Step 2: Warm up. It's also important to stretch before beginning. Touch your toes, preferably with your nose to your knees, for a nice tight pike position.
Step 3: Pick your board. Begin your diving experience on a lower level. Other options are platforms at 5 meters, 7.5 meters and, of course, 10 meters, my favorite. From three stories high, it is the most exciting and the scariest.
Step 4: Choose a dive. Will it be a front dive, a back dive, a reverse dive (facing forward, diving backward) or an inward dive (standing backward, diving into the board)? Will it be a tuck (curled up in a little ball), a pike (bent over, touching your toes) or a layout (stretched out straight)?

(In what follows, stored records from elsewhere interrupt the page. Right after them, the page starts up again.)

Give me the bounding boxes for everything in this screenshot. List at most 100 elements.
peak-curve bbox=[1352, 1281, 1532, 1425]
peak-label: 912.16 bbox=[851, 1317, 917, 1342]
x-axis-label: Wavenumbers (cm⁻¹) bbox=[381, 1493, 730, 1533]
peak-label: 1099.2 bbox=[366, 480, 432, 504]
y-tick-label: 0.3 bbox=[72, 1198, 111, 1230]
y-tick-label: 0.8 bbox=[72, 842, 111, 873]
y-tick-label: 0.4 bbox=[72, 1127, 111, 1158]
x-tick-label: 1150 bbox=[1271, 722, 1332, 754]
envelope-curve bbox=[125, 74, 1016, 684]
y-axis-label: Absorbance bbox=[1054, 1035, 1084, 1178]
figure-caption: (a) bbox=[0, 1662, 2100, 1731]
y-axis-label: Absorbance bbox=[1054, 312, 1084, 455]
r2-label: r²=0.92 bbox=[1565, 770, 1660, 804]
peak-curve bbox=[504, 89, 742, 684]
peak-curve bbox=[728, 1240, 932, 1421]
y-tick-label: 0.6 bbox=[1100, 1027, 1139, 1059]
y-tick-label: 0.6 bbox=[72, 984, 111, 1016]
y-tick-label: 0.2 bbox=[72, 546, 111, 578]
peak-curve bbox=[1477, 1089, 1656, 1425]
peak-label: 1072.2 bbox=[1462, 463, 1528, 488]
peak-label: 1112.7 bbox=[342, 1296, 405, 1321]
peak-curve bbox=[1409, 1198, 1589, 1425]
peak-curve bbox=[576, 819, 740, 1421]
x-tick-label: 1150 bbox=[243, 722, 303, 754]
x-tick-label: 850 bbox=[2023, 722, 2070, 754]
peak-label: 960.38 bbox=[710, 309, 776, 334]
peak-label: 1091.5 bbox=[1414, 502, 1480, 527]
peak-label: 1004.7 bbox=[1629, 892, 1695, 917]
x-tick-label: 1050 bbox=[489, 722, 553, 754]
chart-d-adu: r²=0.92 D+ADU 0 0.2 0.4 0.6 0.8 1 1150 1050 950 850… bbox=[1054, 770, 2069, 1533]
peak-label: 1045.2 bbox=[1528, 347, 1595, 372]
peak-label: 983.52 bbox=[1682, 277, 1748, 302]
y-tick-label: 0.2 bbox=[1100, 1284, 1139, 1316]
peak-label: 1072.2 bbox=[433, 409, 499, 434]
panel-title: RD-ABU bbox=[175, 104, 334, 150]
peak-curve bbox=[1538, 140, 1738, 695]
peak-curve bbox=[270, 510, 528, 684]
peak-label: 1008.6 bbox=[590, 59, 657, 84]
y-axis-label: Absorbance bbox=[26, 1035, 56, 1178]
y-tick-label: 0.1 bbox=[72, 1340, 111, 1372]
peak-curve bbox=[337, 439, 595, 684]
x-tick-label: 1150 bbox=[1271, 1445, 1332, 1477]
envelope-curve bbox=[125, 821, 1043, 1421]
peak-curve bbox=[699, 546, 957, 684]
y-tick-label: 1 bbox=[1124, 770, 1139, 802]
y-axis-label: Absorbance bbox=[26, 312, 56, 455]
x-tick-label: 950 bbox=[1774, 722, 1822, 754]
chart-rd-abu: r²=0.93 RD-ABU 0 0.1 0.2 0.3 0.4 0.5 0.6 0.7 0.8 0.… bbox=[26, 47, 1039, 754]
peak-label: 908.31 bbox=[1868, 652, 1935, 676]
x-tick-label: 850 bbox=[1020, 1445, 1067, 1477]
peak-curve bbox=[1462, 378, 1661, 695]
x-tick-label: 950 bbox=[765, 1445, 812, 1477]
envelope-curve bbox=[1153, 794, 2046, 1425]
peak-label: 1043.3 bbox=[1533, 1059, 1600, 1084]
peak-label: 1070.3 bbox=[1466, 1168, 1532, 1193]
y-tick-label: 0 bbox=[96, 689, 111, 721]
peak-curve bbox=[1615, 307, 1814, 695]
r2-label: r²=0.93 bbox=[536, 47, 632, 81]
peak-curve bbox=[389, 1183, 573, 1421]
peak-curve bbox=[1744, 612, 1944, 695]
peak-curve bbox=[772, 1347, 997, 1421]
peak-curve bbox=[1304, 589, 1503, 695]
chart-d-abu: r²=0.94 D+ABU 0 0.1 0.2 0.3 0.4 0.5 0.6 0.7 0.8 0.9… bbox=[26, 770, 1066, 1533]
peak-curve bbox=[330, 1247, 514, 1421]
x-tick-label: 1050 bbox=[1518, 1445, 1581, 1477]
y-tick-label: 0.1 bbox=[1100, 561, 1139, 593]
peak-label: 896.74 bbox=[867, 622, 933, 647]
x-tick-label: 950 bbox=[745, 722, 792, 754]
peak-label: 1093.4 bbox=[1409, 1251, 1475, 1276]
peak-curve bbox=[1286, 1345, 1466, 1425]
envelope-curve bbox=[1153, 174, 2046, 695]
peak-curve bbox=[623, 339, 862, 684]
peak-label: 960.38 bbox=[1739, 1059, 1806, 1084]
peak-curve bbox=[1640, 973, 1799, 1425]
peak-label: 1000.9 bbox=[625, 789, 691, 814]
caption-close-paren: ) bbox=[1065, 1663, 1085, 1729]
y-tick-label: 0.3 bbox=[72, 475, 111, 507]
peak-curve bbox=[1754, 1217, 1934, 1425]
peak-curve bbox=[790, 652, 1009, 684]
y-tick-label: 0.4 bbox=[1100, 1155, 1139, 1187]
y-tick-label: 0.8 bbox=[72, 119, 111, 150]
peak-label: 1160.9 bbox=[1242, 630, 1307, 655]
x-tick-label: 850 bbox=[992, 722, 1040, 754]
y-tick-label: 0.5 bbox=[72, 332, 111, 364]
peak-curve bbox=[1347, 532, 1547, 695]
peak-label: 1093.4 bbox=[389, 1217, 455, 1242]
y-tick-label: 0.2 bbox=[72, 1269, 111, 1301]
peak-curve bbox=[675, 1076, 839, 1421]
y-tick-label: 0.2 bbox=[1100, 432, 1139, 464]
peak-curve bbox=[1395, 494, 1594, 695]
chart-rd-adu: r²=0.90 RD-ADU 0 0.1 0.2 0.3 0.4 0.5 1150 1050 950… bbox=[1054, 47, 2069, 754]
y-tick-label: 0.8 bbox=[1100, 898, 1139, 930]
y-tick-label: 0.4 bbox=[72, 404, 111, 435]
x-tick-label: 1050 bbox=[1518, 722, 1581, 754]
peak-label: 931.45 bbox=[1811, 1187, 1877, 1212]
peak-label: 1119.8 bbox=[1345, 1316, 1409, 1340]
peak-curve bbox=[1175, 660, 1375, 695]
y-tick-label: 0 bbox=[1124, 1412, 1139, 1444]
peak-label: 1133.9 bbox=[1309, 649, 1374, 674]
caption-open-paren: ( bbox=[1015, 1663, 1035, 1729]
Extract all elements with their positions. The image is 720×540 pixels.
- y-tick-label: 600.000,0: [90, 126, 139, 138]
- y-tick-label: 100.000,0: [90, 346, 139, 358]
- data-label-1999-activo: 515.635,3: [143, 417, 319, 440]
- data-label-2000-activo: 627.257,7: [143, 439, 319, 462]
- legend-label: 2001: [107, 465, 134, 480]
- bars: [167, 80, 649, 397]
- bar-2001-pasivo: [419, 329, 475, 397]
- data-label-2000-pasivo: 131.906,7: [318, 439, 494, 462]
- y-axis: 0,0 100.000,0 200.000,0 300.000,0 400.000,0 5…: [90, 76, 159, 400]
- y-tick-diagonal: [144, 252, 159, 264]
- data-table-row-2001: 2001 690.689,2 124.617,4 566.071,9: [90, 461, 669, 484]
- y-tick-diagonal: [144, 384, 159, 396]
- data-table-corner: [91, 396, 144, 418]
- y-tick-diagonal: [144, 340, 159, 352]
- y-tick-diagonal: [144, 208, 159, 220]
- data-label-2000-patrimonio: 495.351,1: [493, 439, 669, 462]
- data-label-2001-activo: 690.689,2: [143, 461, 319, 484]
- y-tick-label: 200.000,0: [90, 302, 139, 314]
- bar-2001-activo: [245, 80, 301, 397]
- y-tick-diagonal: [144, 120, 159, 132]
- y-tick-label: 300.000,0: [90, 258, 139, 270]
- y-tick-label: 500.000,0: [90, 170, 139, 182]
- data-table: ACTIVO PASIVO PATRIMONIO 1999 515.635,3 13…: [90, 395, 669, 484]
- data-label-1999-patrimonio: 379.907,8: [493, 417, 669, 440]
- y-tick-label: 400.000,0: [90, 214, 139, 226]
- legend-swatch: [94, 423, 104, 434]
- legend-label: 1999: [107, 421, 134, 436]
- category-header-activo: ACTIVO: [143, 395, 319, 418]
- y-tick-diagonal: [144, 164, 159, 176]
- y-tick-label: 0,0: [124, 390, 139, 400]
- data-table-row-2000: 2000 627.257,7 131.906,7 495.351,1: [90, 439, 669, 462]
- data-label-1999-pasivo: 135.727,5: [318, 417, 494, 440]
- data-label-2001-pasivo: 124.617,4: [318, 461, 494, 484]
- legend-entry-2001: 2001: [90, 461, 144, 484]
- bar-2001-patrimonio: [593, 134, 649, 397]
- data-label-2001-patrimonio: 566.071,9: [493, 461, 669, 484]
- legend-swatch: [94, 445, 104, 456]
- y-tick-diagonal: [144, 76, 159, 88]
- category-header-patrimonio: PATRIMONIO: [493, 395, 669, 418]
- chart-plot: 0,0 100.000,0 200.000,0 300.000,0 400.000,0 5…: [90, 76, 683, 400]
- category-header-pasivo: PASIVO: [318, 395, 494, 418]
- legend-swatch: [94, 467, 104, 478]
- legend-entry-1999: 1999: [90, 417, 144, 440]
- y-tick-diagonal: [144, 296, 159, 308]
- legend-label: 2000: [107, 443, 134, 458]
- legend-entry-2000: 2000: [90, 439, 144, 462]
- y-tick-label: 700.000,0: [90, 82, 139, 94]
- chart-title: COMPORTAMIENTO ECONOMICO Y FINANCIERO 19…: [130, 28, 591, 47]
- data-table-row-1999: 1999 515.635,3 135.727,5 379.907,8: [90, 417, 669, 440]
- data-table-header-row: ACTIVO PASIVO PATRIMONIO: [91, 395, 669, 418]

Step 5: Plan your approach. Regardless of direction and position, dives need approaches. For front and reverse dives, the approach has at least three steps and a jump with arm circles for momentum and balance. The back and inward approach requires rocking on the end of the board, circling your arms and jumping.
Step 6: Establish air supremacy. What's done in the air is up to you. Dives can include flipping and twisting, anywhere from one to four and a half somersaults and up to four twists. Keep your eyes open as you fly through the air to count somersaults. When spinning is complete, you'll want to kick out and straighten your body to stop rotation.
Step 7: Avoid the belly-smacker. One significant goal in diving is to hit the water with a "rip," the sound made by a splashless entry. To do that, you'll want to enter perpendicular to the water, grab your hands one over the other with palms facing the water and make a quick scoop right below the surface.
Step 8: Practice. Get out of the water and do it all over again. And again. And… .
Becky Ruehl works for Kolar Design in Cincinnati. She became UC's first female national champion in any sport, earning the 10-meter competition title in 1996, the same year she competed on the U.S. Olympic team in Atlanta and finished fourth in the platform competition.